She made his life hell but still got a chunk of his estate
An ex-wife who vowed she would make “what was left” of her ex-husband’s “wretched life not worth living” has been awarded $750,000 from his estate by a court after he died without leaving a will.
The remarkable decision in the NSW Supreme Court in the case Lodin v Lodin ; Estate of Dr Mohammad Masoud Lodin  NSWSC 10 demonstrates the importance of getting expert legal advice on drawing up a will to ensure that your estate goes to the people you want it to go to.
The couple had divorced 25 years earlier after being together for 18 months, during which they had a daughter. The husband, a doctor, signed a matrimonial financial separation and paid all his child support obligations.
Long-term campaign of persecution and false allegations
That should have provided a clean break for the couple, but the ex-wife conducted what the judge called “a relentless persecution of the deceased” and “she carried into effect, as best she could, her stated aim of making his life a misery”.
This included her threatening to “destroy your life” unless he gave her an extra $60,000 and bringing professional conduct proceedings against him. She then alleged to police that he had sexually abused his daughter and threatened to kidnap her. These allegations were dismissed.
The doctor died without a will, leaving an estate of $5 million that under the rules of intestacy went to his daughter.
The judge ruled that despite the ex-wife’s “post divorce persecution”, she was entitled to 15 per cent of the estate because the relationship and its breakdown had had a serious impact on her life.
Need to update your will when your relationships change
It was unusual for a court to order a portion of an estate to be allocated to an estranged person who had been hostile to the deceased for two decades.
If courts are now going to be awarding a portion of the estate to these sorts of claimants, it shows how important it is to have an expertly drawn up will, and to update that will as your relationships change.
In this case it was a large estate of $5 million and millions were left for the daughter. I doubt that there would be such an outcome with a smaller estate.
Obtaining a section 95 release of rights to prevent future claims
When ending a relationship, it is important to finalise the property settlement. It would be wise to get a section 95 release under the NSW Succession Act 2006 so that your ex cannot make a claim on your estate in the future.
The release would not normally be set up when you are still in a relationship with your spouse, but it can be wise when a relationship ends and when you are entering into a family law settlement. It is also a good idea if entering into a new relationship if you have children to a previous relationship.

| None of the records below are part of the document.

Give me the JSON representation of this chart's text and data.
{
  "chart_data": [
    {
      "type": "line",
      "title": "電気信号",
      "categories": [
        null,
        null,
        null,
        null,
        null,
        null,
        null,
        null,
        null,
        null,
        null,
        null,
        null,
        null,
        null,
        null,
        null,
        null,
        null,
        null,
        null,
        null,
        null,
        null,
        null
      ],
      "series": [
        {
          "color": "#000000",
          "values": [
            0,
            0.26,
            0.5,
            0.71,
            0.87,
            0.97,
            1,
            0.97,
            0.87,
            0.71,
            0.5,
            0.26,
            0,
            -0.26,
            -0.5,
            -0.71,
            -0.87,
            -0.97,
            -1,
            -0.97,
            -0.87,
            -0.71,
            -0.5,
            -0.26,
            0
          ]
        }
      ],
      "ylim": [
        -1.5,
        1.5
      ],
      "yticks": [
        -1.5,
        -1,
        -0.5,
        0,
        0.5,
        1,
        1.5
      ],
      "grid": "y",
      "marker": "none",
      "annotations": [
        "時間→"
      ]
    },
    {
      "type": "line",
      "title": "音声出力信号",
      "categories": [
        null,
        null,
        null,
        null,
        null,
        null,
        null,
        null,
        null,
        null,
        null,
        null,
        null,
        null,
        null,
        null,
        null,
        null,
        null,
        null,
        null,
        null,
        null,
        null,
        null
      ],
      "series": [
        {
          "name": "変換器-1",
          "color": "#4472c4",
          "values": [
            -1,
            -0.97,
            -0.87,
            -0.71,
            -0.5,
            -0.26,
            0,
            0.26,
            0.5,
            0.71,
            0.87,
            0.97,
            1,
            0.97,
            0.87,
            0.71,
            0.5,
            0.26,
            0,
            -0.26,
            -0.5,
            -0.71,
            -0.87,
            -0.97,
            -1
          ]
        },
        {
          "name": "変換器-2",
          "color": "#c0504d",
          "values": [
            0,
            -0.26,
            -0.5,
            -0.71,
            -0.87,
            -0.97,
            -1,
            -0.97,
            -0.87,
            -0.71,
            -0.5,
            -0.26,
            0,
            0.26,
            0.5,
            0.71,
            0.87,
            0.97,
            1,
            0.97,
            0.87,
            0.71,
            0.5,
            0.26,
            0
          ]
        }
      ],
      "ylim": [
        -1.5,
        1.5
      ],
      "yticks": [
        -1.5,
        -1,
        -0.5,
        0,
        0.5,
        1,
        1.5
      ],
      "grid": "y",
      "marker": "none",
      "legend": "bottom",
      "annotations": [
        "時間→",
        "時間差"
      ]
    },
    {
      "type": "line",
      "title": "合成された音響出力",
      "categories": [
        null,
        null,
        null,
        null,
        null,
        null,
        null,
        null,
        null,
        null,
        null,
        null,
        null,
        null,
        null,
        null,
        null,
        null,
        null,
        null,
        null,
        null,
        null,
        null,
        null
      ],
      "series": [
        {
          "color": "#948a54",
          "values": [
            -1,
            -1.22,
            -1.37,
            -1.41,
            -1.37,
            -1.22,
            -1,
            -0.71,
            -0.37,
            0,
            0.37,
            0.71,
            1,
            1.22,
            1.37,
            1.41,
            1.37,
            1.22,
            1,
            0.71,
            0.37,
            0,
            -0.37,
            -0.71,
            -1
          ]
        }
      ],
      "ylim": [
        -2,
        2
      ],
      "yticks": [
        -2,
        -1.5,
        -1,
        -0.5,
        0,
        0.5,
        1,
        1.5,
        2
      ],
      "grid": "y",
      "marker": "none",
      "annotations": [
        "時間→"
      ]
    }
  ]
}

Supreme Court needs to approve Section 95 releases
Section 95 releases are not included in separation orders. The complexity is that the release needs to be formally approved by the Supreme Court of NSW (not the Family Court dealing with the separation orders). Generally the Supreme Court only stamps off on the release with representation by a barrister or an experienced solicitor for both parties. In the view of the court, it is a big step to forfeit rights to bring a claim against an estate, so it wants to make sure that this course of action is appropriate.
In the event of separation, when getting family court orders finalising a property settlement, you may consider also applying for a separate section 95 release to ensure that your ex has no claim on your estate in the future – even 25 years into the future, as this case demonstrates.